One criticism levelled at the film is that it's too talky, and this is fair enough. A very early and key horror sequence with the electric Michael Parks as fundamentalist pastor Albin Cooper loses its power for that very reason, and another – featuring John Goodman as a G-Man brought in to deal with the Five Pointers – simply drowns in exposition. But, although I was as uncomfortable as anyone with this, it was fascinating to see Smith try to put his undeniable writing skills to a different end. Likewise, the film has been slammed for its genre promiscuity, and while this was certainly confusing in the middle patch, again, it was interesting to see Smith working outside his usual point-and-shoot comfort zone. Indeed, it was good to see that he can direct without being arch, and while comedy can't help but creep in, this isn't a film that takes itself lightly.
In many ways. Red State is a true hot-button film of 2011, since it asks pertinent, if sometimes clumsily phrased questions about free speech and government power.

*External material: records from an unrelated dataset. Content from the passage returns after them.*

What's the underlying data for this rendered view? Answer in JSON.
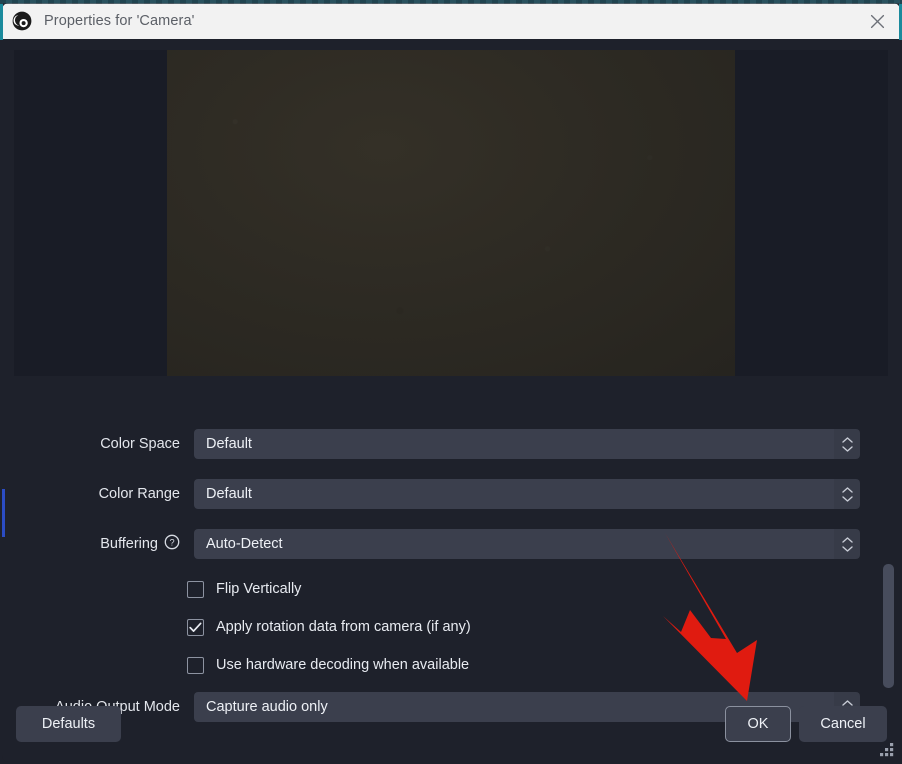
{
  "window": {
    "title": "Properties for 'Camera'",
    "app_icon": "obs-logo-icon",
    "close_icon": "close-icon",
    "accent_color": "#1b8a9c",
    "titlebar_bg": "#f2f2f2",
    "body_bg": "#1e212b"
  },
  "preview": {
    "name": "camera-preview",
    "feed_bg": "#2d2a23",
    "panel_bg": "#191c26"
  },
  "form": {
    "rows": [
      {
        "label": "Color Space",
        "value": "Default",
        "help": false
      },
      {
        "label": "Color Range",
        "value": "Default",
        "help": false
      },
      {
        "label": "Buffering",
        "value": "Auto-Detect",
        "help": true
      },
      {
        "label": "Audio Output Mode",
        "value": "Capture audio only",
        "help": false
      }
    ],
    "checkboxes": [
      {
        "label": "Flip Vertically",
        "checked": false
      },
      {
        "label": "Apply rotation data from camera (if any)",
        "checked": true
      },
      {
        "label": "Use hardware decoding when available",
        "checked": false
      }
    ]
  },
  "footer": {
    "defaults_label": "Defaults",
    "ok_label": "OK",
    "cancel_label": "Cancel"
  },
  "annotation": {
    "arrow_color": "#e01b10",
    "points_at": "OK"
  },
  "scrollbar": {
    "thumb_color": "#474c5c"
  }
}
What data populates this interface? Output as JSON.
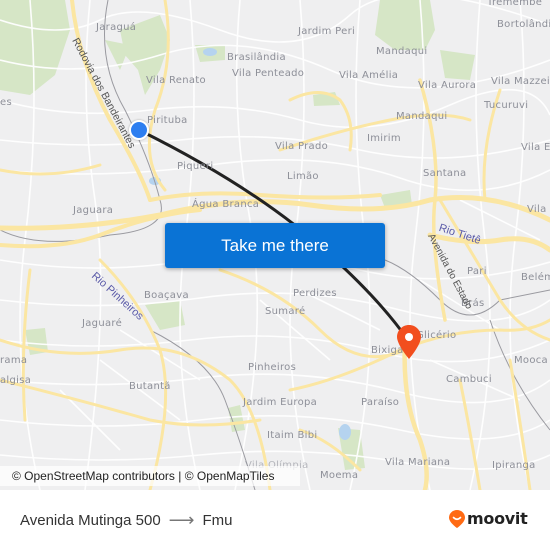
{
  "map": {
    "places": [
      {
        "name": "Jaraguá"
      },
      {
        "name": "Brasilândia"
      },
      {
        "name": "Jardim Peri"
      },
      {
        "name": "Mandaqui"
      },
      {
        "name": "Tremembé"
      },
      {
        "name": "Bortolândia"
      },
      {
        "name": "Vila Renato"
      },
      {
        "name": "Vila Penteado"
      },
      {
        "name": "Vila Amélia"
      },
      {
        "name": "Vila Aurora"
      },
      {
        "name": "Vila Mazzei"
      },
      {
        "name": "Tucuruvi"
      },
      {
        "name": "Pirituba"
      },
      {
        "name": "Mandaqui"
      },
      {
        "name": "Vila Prado"
      },
      {
        "name": "Imirim"
      },
      {
        "name": "Vila E"
      },
      {
        "name": "Piqueri"
      },
      {
        "name": "Limão"
      },
      {
        "name": "Santana"
      },
      {
        "name": "Jaguara"
      },
      {
        "name": "Água Branca"
      },
      {
        "name": "Vila"
      },
      {
        "name": "Pari"
      },
      {
        "name": "Belém"
      },
      {
        "name": "Boaçava"
      },
      {
        "name": "Perdizes"
      },
      {
        "name": "Brás"
      },
      {
        "name": "Jaguaré"
      },
      {
        "name": "Sumaré"
      },
      {
        "name": "Glicério"
      },
      {
        "name": "Bixiga"
      },
      {
        "name": "Mooca"
      },
      {
        "name": "rama"
      },
      {
        "name": "Pinheiros"
      },
      {
        "name": "algisa"
      },
      {
        "name": "Cambuci"
      },
      {
        "name": "Butantã"
      },
      {
        "name": "Jardim Europa"
      },
      {
        "name": "Paraíso"
      },
      {
        "name": "Itaim Bibi"
      },
      {
        "name": "Vila Mariana"
      },
      {
        "name": "Ipiranga"
      },
      {
        "name": "Moema"
      },
      {
        "name": "Vila Olímpia"
      },
      {
        "name": "es"
      }
    ],
    "roads": {
      "bandeirantes": "Rodovia dos Bandeirantes",
      "avenida_estado": "Avenida do Estado"
    },
    "rivers": {
      "tiete": "Rio Tietê",
      "pinheiros": "Rio Pinheiros"
    },
    "origin_marker": "origin",
    "destination_marker": "destination",
    "colors": {
      "route_line": "#222222",
      "origin": "#2d7ef0",
      "destination": "#f24e1e",
      "major_road": "#fbe6a2",
      "park": "#cfe3bd",
      "water": "#a9cdee"
    }
  },
  "cta": {
    "label": "Take me there",
    "color": "#0a73d5"
  },
  "attribution": {
    "text": "© OpenStreetMap contributors | © OpenMapTiles"
  },
  "footer": {
    "origin": "Avenida Mutinga 500",
    "arrow": "⟶",
    "destination": "Fmu",
    "brand": "moovit",
    "brand_color": "#ff6a13"
  }
}
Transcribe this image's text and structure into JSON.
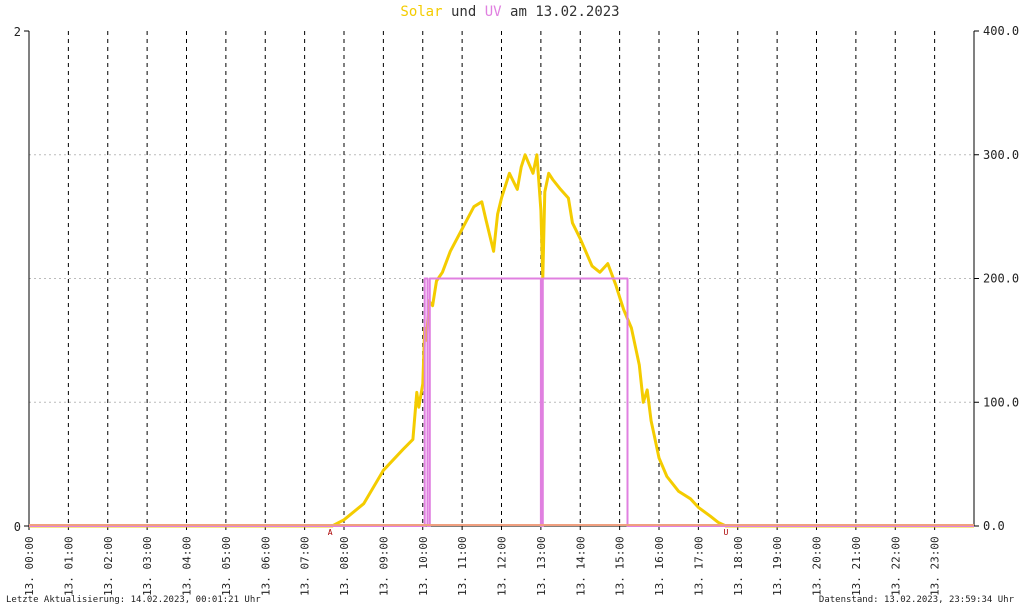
{
  "title": {
    "solar": "Solar",
    "und": "und",
    "uv": "UV",
    "am": "am",
    "date": "13.02.2023"
  },
  "footer": {
    "left": "Letzte Aktualisierung: 14.02.2023, 00:01:21 Uhr",
    "right": "Datenstand: 13.02.2023, 23:59:34 Uhr"
  },
  "colors": {
    "solar": "#f4cc00",
    "uv": "#e080e0",
    "baseline": "#f0a080",
    "axis": "#000000",
    "grid": "#000000",
    "hgrid": "#bbbbbb",
    "marker": "#aa0000"
  },
  "chart_data": {
    "type": "line",
    "x_unit": "hour",
    "xlim": [
      0,
      24
    ],
    "y_left_lim": [
      0,
      2
    ],
    "y_left_ticks": [
      "0",
      "2"
    ],
    "y_right_lim": [
      0,
      400
    ],
    "y_right_ticks": [
      "0.0",
      "100.0",
      "200.0",
      "300.0",
      "400.0"
    ],
    "x_tick_labels": [
      "13. 00:00",
      "13. 01:00",
      "13. 02:00",
      "13. 03:00",
      "13. 04:00",
      "13. 05:00",
      "13. 06:00",
      "13. 07:00",
      "13. 08:00",
      "13. 09:00",
      "13. 10:00",
      "13. 11:00",
      "13. 12:00",
      "13. 13:00",
      "13. 14:00",
      "13. 15:00",
      "13. 16:00",
      "13. 17:00",
      "13. 18:00",
      "13. 19:00",
      "13. 20:00",
      "13. 21:00",
      "13. 22:00",
      "13. 23:00"
    ],
    "grid": true,
    "markers": [
      {
        "label": "A",
        "x": 7.65
      },
      {
        "label": "U",
        "x": 17.7
      }
    ],
    "series": [
      {
        "name": "Solar",
        "axis": "right",
        "x": [
          0,
          7.7,
          8.0,
          8.5,
          9.0,
          9.5,
          9.75,
          9.85,
          9.9,
          10.0,
          10.05,
          10.1,
          10.15,
          10.25,
          10.35,
          10.5,
          10.7,
          11.0,
          11.3,
          11.5,
          11.6,
          11.8,
          11.9,
          12.0,
          12.2,
          12.4,
          12.5,
          12.6,
          12.8,
          12.9,
          13.0,
          13.05,
          13.1,
          13.2,
          13.3,
          13.5,
          13.7,
          13.8,
          14.0,
          14.3,
          14.5,
          14.7,
          14.9,
          15.0,
          15.1,
          15.3,
          15.5,
          15.6,
          15.7,
          15.8,
          15.9,
          16.0,
          16.2,
          16.5,
          16.8,
          17.0,
          17.3,
          17.5,
          17.7,
          24
        ],
        "values": [
          0,
          0,
          5,
          18,
          45,
          62,
          70,
          108,
          96,
          115,
          160,
          150,
          182,
          178,
          198,
          205,
          222,
          240,
          258,
          262,
          248,
          222,
          252,
          265,
          285,
          272,
          290,
          300,
          285,
          300,
          255,
          200,
          270,
          285,
          280,
          272,
          265,
          245,
          232,
          210,
          205,
          212,
          195,
          185,
          175,
          160,
          130,
          100,
          110,
          85,
          70,
          55,
          40,
          28,
          22,
          15,
          8,
          3,
          0,
          0
        ]
      },
      {
        "name": "UV",
        "axis": "left",
        "x": [
          0,
          10.05,
          10.05,
          10.12,
          10.12,
          10.18,
          10.18,
          10.25,
          10.25,
          13.0,
          13.0,
          13.05,
          13.05,
          15.2,
          15.2,
          24
        ],
        "values": [
          0,
          0,
          1,
          1,
          0,
          0,
          1,
          1,
          1,
          1,
          0,
          0,
          1,
          1,
          0,
          0
        ]
      }
    ]
  }
}
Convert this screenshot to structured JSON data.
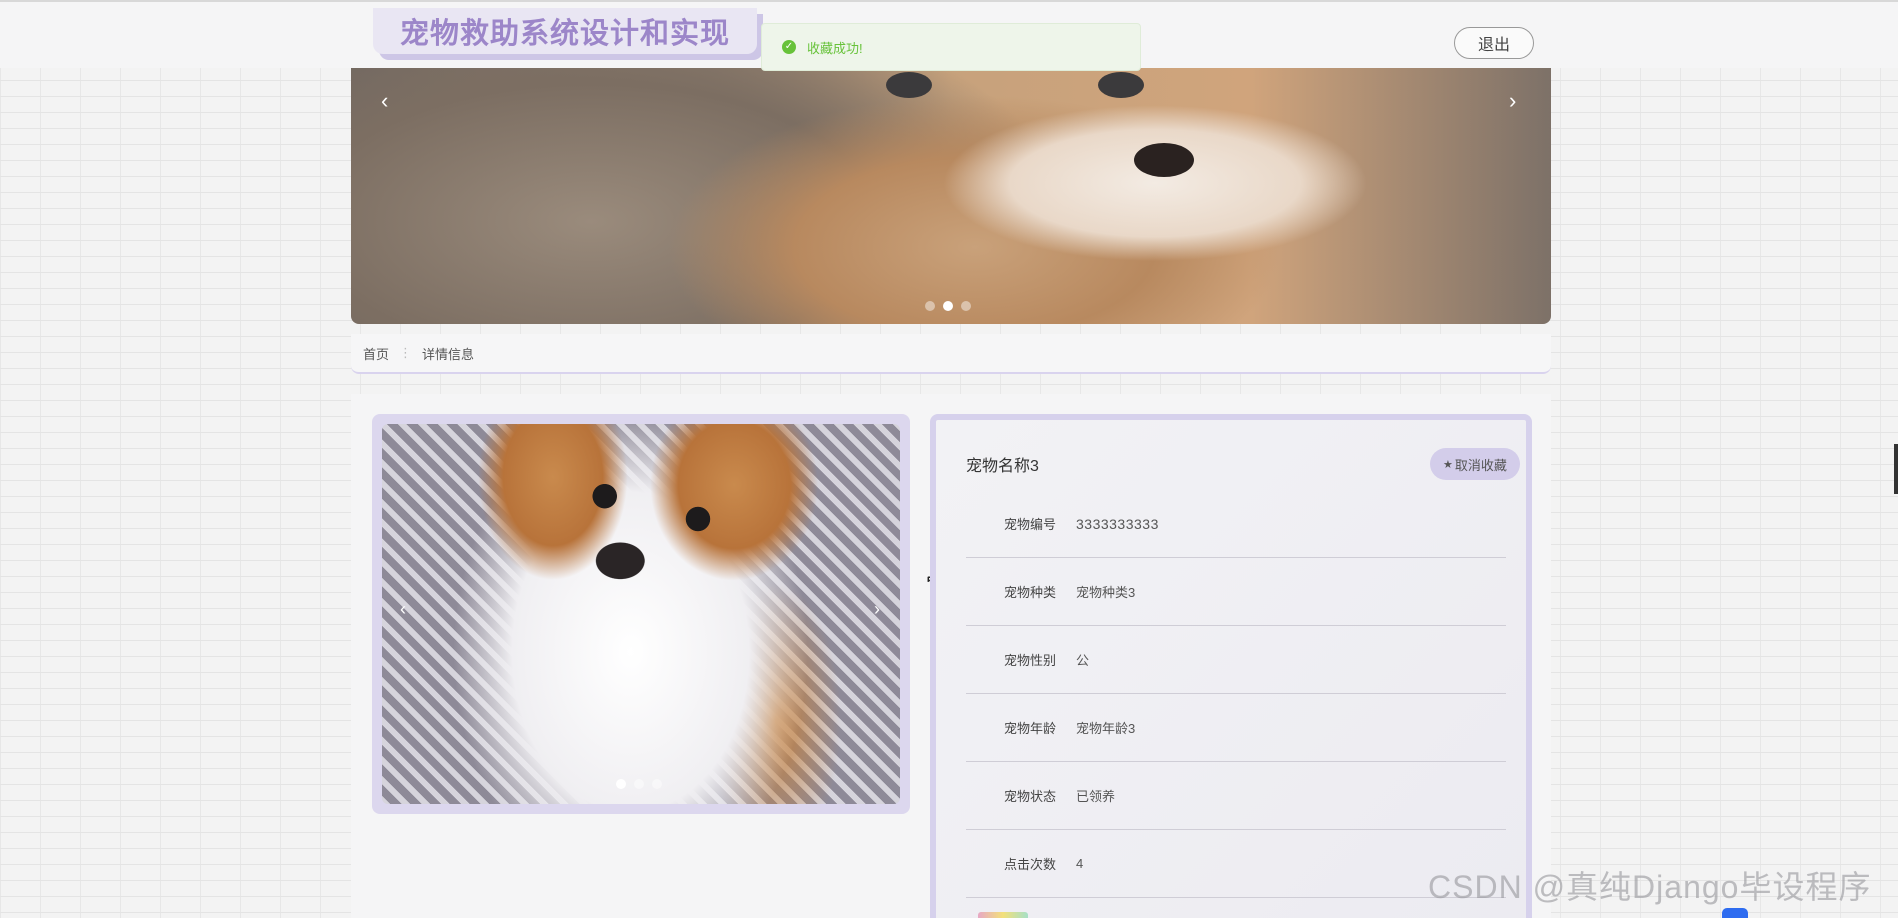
{
  "header": {
    "site_title": "宠物救助系统设计和实现",
    "logout_label": "退出"
  },
  "toast": {
    "message": "收藏成功!",
    "color": "#67c23a"
  },
  "banner": {
    "prev_arrow": "‹",
    "next_arrow": "›",
    "slide_count": 3,
    "active_slide": 2
  },
  "breadcrumb": {
    "home": "首页",
    "separator": "⋮",
    "current": "详情信息"
  },
  "gallery": {
    "prev_arrow": "‹",
    "next_arrow": "›",
    "slide_count": 3,
    "active_slide": 1
  },
  "pet": {
    "name": "宠物名称3",
    "favorite_button": "取消收藏",
    "favorite_icon": "star-icon",
    "fields": [
      {
        "label": "宠物编号",
        "value": "3333333333"
      },
      {
        "label": "宠物种类",
        "value": "宠物种类3"
      },
      {
        "label": "宠物性别",
        "value": "公"
      },
      {
        "label": "宠物年龄",
        "value": "宠物年龄3"
      },
      {
        "label": "宠物状态",
        "value": "已领养"
      },
      {
        "label": "点击次数",
        "value": "4"
      }
    ]
  },
  "watermark": "CSDN @真纯Django毕设程序",
  "colors": {
    "accent": "#9c86c9",
    "card_border": "#d6d1ec",
    "success": "#67c23a"
  }
}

On the one hand it defends the likes of the WBC and their First Amendment rights, but on the other, it asks how much we should ignore them. The true horror of Red State is not that it's some Halloween slasher thing but that it deals with the very real spectre of armed ignorance, as evidenced in the recent shootings in Tucson. In fact, I was mostly disappointed last night that Smith used so much of his podium speech last night to talk in circles about his plans to self-distribute the film: I wanted to know how he sees America going these days, because it's clear from the film that it's a situation he's still talking over in his head, and that's what I responded to most. Put it this way, if Red State had appeared, unheralded, from an unknown filmmaker, it would have been hailed as a flawed but promising new work from a director who would certainly one day refine all its elements.
The fact that it's Kevin Smith, and he's only made this frank and committed statement now, after 17 years in the business, will count against him. He claimed last night that he was done with directing and that his next film – Hit Somebody, featuring the same key cast – will be his last. If it is, it will be a shame, since Red State suggests that a proper, serious, affecting movie is not beyond his grasp, and that's really quite something for a director so long in the tooth. The lament of fanboys these days is that their heroes don't deliver any more – think John Carpenter and George Romero – so, for all its flaws, Red State should be a cause for celebration, not (no pun intended) crucifixion.